# Volendam



## doenoe (May 4, 2008)

thats the name of an old fisherman-village here in Holland. You can have your picture taken in the authentic costumes they used to wear in that village. We went there because a girl from Sweden came to visit us here in Holland so we had to do something very Dutch. And since alot of tourists go to Volendam to have their picture taken, we had to go there to


----------



## Antarctican (May 4, 2008)

Heehee, right down to the wooden clogs, the pipe, and the Delft! Fun pic, thanks for sharing it.

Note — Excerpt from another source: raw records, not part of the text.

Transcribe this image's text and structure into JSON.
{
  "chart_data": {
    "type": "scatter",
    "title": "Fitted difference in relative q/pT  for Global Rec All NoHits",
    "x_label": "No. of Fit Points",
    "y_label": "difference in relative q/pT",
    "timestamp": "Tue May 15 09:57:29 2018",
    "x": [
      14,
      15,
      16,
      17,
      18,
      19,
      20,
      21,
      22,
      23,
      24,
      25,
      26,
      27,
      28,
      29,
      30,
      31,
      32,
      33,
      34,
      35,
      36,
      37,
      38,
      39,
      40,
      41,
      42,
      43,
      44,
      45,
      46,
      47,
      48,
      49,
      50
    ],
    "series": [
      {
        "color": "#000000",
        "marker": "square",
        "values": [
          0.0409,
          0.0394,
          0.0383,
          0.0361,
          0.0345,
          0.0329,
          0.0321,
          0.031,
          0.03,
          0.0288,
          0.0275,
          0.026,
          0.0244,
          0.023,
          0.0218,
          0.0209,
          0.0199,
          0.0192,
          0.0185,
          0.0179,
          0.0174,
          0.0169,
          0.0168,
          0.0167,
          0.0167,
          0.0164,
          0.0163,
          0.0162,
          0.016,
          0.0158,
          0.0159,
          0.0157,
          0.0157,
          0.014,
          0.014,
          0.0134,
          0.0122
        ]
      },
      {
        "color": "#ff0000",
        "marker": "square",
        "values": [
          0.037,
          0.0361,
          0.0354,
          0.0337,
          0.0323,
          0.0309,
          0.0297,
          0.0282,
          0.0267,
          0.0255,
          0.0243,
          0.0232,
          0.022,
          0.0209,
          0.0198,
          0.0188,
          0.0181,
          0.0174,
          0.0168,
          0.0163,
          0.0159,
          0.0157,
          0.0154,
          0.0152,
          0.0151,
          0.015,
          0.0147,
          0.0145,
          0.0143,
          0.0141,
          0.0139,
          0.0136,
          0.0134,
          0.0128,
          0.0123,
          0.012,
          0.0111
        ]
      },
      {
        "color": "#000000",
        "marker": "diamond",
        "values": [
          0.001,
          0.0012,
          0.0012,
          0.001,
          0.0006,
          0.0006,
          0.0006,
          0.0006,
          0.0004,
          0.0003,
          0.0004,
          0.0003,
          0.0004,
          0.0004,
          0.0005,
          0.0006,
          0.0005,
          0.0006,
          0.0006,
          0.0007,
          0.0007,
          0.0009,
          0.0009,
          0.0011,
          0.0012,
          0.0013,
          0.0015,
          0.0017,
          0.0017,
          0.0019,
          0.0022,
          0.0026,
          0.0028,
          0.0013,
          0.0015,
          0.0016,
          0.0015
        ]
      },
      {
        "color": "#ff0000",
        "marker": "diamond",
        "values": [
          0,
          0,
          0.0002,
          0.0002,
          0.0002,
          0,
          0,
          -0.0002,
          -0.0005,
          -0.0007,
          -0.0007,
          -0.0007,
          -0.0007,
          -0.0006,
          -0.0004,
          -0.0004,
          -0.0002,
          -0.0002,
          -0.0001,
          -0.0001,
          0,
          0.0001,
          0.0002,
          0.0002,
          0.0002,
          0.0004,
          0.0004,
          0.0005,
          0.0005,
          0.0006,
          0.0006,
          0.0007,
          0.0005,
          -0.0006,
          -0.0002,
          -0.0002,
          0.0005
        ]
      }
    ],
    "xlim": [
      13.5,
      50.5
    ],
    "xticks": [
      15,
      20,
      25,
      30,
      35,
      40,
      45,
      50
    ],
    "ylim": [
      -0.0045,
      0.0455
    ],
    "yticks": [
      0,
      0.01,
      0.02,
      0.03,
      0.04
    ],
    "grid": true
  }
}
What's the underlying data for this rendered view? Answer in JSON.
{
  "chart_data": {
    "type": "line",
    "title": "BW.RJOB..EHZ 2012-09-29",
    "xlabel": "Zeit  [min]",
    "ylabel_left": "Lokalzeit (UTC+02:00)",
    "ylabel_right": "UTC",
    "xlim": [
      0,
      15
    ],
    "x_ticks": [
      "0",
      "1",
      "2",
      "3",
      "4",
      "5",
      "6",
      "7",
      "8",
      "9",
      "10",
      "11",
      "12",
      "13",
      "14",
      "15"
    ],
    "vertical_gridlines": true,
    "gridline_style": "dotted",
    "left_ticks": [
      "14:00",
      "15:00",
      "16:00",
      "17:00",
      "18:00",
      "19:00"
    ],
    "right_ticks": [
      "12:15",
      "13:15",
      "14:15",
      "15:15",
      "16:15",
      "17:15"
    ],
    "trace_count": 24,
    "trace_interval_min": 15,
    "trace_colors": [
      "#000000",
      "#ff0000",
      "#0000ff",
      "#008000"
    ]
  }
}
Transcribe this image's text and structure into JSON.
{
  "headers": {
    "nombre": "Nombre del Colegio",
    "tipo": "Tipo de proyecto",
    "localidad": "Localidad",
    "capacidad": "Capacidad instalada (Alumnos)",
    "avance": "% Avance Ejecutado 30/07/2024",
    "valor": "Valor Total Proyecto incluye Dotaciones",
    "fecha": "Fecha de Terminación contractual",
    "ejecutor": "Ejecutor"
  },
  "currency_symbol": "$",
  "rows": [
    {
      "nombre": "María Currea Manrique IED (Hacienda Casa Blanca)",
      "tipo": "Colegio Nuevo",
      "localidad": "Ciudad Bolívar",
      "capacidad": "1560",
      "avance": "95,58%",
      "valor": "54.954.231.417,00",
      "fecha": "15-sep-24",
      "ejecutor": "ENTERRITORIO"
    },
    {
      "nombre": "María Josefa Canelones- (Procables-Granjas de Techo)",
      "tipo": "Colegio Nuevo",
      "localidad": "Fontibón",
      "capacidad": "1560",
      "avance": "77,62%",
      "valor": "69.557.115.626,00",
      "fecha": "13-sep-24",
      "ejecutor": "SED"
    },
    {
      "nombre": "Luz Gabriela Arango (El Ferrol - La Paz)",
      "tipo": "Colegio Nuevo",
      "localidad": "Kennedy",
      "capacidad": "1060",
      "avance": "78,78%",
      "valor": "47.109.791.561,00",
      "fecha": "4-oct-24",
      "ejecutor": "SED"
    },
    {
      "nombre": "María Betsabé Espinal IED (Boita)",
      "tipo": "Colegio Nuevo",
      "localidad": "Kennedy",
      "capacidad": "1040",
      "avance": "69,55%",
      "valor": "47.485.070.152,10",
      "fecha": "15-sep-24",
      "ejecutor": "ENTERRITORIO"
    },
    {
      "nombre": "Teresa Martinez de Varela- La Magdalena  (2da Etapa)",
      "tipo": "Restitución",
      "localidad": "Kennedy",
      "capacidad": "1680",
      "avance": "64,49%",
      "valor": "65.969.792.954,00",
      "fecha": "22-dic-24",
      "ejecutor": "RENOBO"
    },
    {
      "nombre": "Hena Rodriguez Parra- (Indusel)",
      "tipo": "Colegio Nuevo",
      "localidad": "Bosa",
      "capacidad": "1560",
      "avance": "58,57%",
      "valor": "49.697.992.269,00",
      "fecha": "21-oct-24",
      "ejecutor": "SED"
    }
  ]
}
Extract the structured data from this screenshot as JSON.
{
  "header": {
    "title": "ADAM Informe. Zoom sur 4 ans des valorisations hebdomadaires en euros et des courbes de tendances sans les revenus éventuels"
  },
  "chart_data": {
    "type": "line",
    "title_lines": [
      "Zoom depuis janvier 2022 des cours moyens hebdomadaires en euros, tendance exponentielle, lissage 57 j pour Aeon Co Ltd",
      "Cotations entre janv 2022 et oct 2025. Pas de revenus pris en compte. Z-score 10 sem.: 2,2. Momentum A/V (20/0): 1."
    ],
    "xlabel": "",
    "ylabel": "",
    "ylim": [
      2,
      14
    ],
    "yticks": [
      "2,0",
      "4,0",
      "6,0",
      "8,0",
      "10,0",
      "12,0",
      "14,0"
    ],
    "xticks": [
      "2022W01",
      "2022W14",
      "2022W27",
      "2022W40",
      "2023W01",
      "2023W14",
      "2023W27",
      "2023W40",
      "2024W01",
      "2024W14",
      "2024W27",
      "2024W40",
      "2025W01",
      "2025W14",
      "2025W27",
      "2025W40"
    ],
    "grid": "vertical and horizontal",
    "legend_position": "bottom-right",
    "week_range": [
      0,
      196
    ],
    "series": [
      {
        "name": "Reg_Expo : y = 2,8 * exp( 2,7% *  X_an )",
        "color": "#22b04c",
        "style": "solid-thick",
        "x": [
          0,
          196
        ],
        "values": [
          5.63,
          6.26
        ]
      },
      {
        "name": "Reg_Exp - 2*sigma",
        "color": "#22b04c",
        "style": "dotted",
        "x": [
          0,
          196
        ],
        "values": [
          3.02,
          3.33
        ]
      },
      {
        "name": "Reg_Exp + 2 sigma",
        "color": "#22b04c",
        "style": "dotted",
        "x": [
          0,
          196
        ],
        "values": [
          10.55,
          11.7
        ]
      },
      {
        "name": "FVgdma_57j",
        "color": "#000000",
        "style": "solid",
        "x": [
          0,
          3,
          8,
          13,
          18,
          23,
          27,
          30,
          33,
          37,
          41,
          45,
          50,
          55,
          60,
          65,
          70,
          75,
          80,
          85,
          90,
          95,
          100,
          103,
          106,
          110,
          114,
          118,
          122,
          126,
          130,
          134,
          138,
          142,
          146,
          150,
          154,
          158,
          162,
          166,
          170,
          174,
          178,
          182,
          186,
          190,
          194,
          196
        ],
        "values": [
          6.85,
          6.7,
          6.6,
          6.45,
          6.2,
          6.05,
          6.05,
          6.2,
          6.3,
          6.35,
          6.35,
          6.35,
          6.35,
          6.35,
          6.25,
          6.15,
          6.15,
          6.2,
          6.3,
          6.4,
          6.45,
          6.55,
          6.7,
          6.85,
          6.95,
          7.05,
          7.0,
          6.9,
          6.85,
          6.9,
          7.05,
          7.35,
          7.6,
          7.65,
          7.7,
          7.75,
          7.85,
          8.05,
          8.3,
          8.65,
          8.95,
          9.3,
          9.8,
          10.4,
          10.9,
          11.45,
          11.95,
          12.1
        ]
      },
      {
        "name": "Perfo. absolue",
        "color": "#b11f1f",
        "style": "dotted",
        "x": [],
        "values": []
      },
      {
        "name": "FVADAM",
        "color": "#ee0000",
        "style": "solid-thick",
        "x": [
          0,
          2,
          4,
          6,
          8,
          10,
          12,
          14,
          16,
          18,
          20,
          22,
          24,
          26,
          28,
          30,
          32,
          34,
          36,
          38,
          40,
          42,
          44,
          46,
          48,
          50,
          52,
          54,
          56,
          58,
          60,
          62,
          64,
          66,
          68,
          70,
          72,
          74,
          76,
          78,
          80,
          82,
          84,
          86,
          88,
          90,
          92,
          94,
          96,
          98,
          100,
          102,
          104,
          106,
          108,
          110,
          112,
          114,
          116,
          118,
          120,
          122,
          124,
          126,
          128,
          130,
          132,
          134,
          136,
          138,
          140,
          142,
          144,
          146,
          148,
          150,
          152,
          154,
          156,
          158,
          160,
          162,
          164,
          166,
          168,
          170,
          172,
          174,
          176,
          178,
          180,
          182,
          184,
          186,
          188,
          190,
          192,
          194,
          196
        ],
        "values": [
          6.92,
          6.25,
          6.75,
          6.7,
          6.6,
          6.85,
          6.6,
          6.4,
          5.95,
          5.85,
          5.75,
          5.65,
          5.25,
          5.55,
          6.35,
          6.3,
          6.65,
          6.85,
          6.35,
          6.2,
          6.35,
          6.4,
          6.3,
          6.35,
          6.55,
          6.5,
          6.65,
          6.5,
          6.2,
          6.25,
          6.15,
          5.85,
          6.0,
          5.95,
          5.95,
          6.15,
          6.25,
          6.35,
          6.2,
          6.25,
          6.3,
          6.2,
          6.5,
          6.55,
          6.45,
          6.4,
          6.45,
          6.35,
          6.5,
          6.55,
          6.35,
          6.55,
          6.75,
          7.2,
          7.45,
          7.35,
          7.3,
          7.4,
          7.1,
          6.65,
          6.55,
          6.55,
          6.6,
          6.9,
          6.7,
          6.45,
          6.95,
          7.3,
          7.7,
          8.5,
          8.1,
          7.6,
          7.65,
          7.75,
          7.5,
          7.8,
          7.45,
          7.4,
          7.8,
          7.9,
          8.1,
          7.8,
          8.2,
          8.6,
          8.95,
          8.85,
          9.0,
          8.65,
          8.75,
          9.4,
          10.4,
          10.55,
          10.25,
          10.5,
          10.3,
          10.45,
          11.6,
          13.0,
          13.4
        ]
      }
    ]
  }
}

(What's in the basket in her lap?)


----------



## doenoe (May 5, 2008)

well, tulips offcourse


----------



## Antarctican (May 5, 2008)

D'oh! I couldn't tell on my laptop's monitor. Looks clearer on my desktop's monitor.  (Pass the Bols please)


----------



## Rhys (May 5, 2008)

But where is the windmill


----------



## EricBrian (May 5, 2008)

Rhys said:


> But where is the windmill



Look at the plates on top of the fireplace!


----------



## Rhys (May 5, 2008)

My friend in Holland introduced me to some Dutch beer that was brewed and then distilled to about 45%. I don't remember much after that


----------



## kbeelitz (May 7, 2008)

cool photo. What's in the pipe? j/j.


----------



## doenoe (May 31, 2008)

i dont know, but i felt great afterwards


----------